As Congress and the public began to choose sides in the energy debate, President Bush marched forward Friday with some plans that don't need congressional approval.
Bush ordered all federal agencies, before they issue any kind of regulations, to consider their impact on energy supplies, and to expedite permits so that energy projects don't get "snarled in bureaucratic tangles as local governments or entrepreneurs seek permit after permit from agency after agency."
"The statement of energy impact is not a red light preventing any agency from taking any action.

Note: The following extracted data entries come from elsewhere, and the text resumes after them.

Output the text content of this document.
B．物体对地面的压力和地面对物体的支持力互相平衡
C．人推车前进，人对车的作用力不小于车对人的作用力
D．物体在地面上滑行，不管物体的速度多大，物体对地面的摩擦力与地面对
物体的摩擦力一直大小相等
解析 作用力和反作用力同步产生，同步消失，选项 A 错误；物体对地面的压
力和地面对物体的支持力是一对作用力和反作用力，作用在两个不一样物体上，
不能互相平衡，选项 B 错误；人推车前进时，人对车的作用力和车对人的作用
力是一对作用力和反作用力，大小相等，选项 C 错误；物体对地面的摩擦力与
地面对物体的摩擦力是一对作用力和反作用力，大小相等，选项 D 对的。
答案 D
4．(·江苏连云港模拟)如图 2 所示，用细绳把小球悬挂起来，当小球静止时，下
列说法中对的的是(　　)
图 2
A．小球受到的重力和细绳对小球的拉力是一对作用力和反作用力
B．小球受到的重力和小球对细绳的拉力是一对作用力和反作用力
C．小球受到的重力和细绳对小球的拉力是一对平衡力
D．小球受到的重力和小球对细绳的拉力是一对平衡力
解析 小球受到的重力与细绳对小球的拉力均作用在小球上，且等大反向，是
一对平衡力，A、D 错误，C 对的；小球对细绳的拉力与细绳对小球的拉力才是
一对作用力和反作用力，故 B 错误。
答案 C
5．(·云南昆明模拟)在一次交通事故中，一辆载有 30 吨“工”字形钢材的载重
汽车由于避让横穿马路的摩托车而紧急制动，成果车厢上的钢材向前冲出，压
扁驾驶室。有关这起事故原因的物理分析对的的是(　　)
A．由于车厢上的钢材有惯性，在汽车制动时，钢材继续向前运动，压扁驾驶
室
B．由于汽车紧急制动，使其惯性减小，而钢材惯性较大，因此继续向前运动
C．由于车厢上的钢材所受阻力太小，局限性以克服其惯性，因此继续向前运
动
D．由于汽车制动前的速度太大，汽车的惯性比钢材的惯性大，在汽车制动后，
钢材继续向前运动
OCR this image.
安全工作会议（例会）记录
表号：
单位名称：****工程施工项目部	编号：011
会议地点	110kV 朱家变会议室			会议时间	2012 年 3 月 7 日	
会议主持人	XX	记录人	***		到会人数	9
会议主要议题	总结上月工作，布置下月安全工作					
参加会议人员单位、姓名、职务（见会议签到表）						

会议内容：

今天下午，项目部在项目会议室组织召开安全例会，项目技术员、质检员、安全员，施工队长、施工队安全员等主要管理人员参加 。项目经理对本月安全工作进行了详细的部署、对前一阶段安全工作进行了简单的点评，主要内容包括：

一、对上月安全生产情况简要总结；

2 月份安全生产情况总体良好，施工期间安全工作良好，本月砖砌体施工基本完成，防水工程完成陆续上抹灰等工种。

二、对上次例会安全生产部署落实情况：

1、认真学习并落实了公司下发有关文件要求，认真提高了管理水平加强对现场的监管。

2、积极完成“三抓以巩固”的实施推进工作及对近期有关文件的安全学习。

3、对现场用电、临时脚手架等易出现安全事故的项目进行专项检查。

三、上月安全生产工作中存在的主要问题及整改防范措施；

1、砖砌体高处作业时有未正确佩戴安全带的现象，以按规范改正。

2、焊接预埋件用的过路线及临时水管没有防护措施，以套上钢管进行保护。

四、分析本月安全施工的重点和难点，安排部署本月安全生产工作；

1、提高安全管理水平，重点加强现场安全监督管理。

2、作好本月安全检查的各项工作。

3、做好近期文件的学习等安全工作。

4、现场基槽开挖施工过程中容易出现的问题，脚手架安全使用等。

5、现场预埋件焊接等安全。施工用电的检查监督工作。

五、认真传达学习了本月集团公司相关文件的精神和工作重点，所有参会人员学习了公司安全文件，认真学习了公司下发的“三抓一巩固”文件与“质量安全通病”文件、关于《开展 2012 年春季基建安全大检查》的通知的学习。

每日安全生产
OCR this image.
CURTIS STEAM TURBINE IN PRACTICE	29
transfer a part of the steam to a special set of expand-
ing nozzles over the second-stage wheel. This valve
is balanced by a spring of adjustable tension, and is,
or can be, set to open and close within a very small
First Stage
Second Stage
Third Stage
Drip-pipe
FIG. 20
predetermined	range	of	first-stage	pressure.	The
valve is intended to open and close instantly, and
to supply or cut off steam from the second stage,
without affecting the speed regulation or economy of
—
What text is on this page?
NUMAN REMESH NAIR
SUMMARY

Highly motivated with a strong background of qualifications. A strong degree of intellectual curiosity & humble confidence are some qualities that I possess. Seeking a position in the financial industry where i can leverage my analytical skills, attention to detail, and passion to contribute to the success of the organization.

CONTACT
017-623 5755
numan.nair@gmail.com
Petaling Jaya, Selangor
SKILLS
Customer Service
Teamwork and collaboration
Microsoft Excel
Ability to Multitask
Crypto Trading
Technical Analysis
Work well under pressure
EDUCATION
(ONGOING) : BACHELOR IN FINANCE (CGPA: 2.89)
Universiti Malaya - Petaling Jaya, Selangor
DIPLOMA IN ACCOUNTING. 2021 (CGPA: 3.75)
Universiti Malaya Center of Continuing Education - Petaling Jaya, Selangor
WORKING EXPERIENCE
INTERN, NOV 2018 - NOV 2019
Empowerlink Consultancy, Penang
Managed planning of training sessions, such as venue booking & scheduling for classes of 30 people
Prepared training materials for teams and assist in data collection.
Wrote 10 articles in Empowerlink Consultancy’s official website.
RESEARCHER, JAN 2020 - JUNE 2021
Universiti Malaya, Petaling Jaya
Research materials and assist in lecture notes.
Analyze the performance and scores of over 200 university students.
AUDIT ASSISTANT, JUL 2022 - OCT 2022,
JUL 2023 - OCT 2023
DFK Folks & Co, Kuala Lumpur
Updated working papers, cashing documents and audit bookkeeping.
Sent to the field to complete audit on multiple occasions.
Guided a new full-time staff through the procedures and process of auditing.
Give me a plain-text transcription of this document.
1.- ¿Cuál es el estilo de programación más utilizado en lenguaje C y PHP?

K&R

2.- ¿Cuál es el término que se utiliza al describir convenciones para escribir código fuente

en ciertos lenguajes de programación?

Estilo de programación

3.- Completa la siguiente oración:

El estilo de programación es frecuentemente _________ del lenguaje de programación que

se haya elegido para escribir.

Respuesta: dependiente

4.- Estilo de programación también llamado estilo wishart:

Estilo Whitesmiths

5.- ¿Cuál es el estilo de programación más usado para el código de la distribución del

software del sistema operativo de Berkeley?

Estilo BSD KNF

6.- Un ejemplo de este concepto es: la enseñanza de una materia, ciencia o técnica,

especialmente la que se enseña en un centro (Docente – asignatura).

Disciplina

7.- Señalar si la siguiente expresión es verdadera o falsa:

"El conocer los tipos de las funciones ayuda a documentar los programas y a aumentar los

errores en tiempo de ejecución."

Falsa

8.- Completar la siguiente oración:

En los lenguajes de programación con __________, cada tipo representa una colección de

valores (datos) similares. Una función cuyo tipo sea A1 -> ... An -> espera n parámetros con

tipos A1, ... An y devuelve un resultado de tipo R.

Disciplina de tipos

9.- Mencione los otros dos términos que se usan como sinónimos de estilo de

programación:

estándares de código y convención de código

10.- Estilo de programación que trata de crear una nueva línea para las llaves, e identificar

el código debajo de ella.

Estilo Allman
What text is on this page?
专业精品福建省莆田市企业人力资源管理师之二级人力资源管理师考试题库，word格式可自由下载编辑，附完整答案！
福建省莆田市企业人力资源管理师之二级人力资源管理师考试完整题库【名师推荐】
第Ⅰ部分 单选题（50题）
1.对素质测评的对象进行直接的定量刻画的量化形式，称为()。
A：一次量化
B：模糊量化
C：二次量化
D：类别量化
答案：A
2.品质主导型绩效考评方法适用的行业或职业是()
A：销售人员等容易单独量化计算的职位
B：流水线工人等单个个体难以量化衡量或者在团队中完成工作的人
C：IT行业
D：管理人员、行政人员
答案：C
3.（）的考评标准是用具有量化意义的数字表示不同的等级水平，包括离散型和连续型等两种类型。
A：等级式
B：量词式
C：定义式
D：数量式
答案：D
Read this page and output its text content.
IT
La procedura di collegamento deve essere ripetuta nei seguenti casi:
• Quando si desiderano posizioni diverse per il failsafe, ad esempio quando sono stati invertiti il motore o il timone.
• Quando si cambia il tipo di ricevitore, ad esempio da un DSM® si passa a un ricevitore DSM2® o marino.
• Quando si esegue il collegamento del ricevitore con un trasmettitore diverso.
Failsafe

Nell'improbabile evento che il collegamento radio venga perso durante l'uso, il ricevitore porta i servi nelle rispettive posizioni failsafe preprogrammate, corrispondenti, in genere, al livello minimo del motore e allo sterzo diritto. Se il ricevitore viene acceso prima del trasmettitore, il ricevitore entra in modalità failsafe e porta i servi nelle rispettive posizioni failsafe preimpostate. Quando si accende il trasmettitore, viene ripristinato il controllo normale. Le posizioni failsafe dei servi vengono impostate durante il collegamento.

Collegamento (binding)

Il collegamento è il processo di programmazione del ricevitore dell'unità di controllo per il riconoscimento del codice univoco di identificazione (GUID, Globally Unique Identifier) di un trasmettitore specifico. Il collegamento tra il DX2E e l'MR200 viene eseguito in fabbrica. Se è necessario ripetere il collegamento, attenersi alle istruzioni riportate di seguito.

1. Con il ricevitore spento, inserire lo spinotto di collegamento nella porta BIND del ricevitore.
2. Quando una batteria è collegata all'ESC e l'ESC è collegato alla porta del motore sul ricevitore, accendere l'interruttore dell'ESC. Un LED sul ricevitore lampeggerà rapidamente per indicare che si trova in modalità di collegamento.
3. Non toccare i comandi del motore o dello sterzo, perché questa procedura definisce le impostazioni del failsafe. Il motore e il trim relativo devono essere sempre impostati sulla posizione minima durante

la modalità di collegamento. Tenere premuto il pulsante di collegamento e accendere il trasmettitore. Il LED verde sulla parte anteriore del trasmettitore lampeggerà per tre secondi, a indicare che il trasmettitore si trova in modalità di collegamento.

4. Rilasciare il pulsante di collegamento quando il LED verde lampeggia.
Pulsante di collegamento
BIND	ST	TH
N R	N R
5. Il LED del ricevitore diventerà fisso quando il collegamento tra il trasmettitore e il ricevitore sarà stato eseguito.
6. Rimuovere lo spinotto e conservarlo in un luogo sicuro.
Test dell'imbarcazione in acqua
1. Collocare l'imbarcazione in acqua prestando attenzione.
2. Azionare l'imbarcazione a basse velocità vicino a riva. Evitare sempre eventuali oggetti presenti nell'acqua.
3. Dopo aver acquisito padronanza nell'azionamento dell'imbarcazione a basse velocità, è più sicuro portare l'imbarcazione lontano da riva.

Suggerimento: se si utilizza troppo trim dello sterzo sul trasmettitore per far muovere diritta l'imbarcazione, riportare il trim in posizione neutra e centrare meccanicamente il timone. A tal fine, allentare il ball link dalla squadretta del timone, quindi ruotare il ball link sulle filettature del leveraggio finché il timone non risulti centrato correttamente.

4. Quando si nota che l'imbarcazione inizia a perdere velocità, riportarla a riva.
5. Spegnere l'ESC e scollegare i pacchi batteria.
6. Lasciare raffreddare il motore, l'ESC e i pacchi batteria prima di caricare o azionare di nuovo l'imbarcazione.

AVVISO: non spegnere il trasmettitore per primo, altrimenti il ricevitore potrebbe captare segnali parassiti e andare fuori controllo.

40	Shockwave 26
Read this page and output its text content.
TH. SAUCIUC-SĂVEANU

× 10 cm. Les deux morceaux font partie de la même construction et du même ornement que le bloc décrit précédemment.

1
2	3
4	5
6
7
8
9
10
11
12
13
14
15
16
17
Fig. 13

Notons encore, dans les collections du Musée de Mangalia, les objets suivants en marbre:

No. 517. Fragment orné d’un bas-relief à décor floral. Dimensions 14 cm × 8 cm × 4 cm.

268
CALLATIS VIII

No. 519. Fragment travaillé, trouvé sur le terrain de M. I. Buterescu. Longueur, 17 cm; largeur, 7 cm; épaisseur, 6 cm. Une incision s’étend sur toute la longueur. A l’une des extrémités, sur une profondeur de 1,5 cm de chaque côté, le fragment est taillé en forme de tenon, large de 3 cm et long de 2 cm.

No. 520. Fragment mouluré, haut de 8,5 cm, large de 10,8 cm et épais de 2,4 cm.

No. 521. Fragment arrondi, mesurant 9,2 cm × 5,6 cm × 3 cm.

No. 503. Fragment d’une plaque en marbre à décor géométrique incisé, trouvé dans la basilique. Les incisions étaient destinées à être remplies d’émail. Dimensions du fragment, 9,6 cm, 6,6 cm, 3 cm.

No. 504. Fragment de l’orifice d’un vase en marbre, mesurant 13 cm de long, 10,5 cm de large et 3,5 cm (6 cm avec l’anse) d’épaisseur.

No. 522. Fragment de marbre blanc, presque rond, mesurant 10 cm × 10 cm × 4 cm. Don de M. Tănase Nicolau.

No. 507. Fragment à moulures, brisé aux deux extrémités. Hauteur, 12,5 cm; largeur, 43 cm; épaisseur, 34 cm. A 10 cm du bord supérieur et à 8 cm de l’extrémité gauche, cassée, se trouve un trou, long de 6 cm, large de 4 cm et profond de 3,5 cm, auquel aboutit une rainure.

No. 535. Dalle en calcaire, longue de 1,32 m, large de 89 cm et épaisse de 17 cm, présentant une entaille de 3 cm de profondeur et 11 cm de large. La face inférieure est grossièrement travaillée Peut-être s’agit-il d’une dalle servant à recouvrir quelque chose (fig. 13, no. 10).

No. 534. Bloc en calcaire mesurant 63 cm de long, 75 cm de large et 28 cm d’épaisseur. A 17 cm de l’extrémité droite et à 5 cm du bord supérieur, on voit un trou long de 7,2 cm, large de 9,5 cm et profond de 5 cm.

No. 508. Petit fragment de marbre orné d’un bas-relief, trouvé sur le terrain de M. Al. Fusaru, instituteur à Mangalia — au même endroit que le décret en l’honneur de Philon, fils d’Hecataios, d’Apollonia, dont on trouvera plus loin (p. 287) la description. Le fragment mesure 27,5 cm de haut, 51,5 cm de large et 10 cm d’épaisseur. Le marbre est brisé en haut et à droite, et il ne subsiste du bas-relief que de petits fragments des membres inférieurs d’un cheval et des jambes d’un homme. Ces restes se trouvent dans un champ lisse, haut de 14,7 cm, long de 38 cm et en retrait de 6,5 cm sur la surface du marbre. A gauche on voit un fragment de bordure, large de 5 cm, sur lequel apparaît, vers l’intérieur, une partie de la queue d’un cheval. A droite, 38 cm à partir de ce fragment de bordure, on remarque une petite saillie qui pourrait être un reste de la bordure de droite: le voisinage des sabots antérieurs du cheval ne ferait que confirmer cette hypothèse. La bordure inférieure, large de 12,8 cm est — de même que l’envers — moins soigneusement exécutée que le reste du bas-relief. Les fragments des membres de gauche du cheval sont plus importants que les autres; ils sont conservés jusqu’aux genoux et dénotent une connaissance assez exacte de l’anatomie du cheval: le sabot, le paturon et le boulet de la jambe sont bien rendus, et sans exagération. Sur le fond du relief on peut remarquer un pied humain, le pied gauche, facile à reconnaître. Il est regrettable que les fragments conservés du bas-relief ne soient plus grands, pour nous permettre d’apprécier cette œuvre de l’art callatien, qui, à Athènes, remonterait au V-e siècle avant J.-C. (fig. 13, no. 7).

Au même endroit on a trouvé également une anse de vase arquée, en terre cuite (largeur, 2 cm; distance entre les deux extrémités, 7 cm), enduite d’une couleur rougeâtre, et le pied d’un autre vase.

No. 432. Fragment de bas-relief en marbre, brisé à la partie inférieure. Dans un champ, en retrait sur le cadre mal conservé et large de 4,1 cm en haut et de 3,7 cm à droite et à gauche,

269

It is a yellow light that says pause and think before you make decisions that squeeze consumers' pocketbooks, that may cause energy shortages or that may make us more dependent on foreign energy," Bush said.
Bush signed the executive orders after checking out a fish elevator designed to minimize the habitat disruption at a hydroelectric project along the Susquehanna River -- a trip outside Washington meant to underscore his argument that conservation is compatible with his call for massively increased oil, coal and nuclear energy development.
"This dam is a symbol of the new age of environmental possibilities," Bush told an assembly gathered outside the Safe Harbor Corporation project at the river's edge.
"It's powering Pennsylvania's economy while at the same time restoring Pennsylvania wildlife. It goes to show that economic growth and a good environmental policy do not have to be zero sum. I doesn't have to be either-or."
Even as Bush highlighted hydroelectric power, he admitted his own doubt that such so-called renewable energy sources, including solar and wind power, can ever replace oil and gas.
"I hope someday that these renewables will be the dominant source of energy in America. I'm not so sure how realistic that is," Bush said.
As Bush travels the nation trying to build support, signs of deep divisions on energy are abundant, foreshadowing a bitter debate in Congress on the many items in Bush's plan that will require lawmakers' approval.
Upstream from the Conestoga project that Bush visited, the Sierra Club was rallying at the Three Mile Island nuclear power plant, site of a reactor meltdown two decades ago. "Wouldn't a trip to Three Mile Island be more honest?" read an ad that the club ran in local newspapers.
Some 200 protesters demonstrated outside Bush's speech Thursday in St. Paul, Minn., criticizing him for underemphasizing alternative energy sources such as solar power. Another 50 stood outside a remote energy research facility he visited in Nevada, Iowa; One person hoisted a sign that read, "Bush-Cheney: Fossil Fools."
In Washington, House Democratic leader Dick Gephardt said Bush's plan "really looks like the Exxon Mobil annual report."
In power-strapped California, Democratic Gov. Gray Davis accused Bush of "turning a blind eye to the bleeding and hemorrhaging that exists in this state."
Environmental groups denounced the plan too. "The Bush plan is a recipe for higher energy bills and more pollution," said David Hawkins, director of the Natural Resources Defense Council's Climate Center.
Bush sought to defuse the criticism in a pair of speeches Thursday, each stressing that he intends to strike a balance between the environment and exploration.
He forcefully defended what is perhaps the least popular element in his plan, a call to open up a portion of Alaska's Arctic National Wildlife Refuge to oil drilling, insisting the exploration can be done safely.
"In Arctic sites like ANWR, we can build roads of ice that literally melt away when summer comes, and the drilling then stops to protect wildlife," he said.
Bush's ANWR proposal has already met fierce resistance on Capitol Hill, even among some fellow Republicans.
But Bush aides believe they can seize the upper hand, now that his long-awaited plan is public. They say the pressure is now on Democratic critics to address the nation's energy problems.
Any delays in consideration of Bush's plan "risk leaving lights off and risk high gas prices," White House spokesman Ari Fleischer said.
Nevertheless, he said, "The Congress is going to put its stamp on this proposal."
Energy Secretary Spencer Abraham called environmental critics "alarmists," during an appearance on NBC's "Today."
And, turning to criticism from former President Carter, Abraham said Carter "presided over probably the worst era in terms of energy policy in American history. We don't want to repeat those mistakes."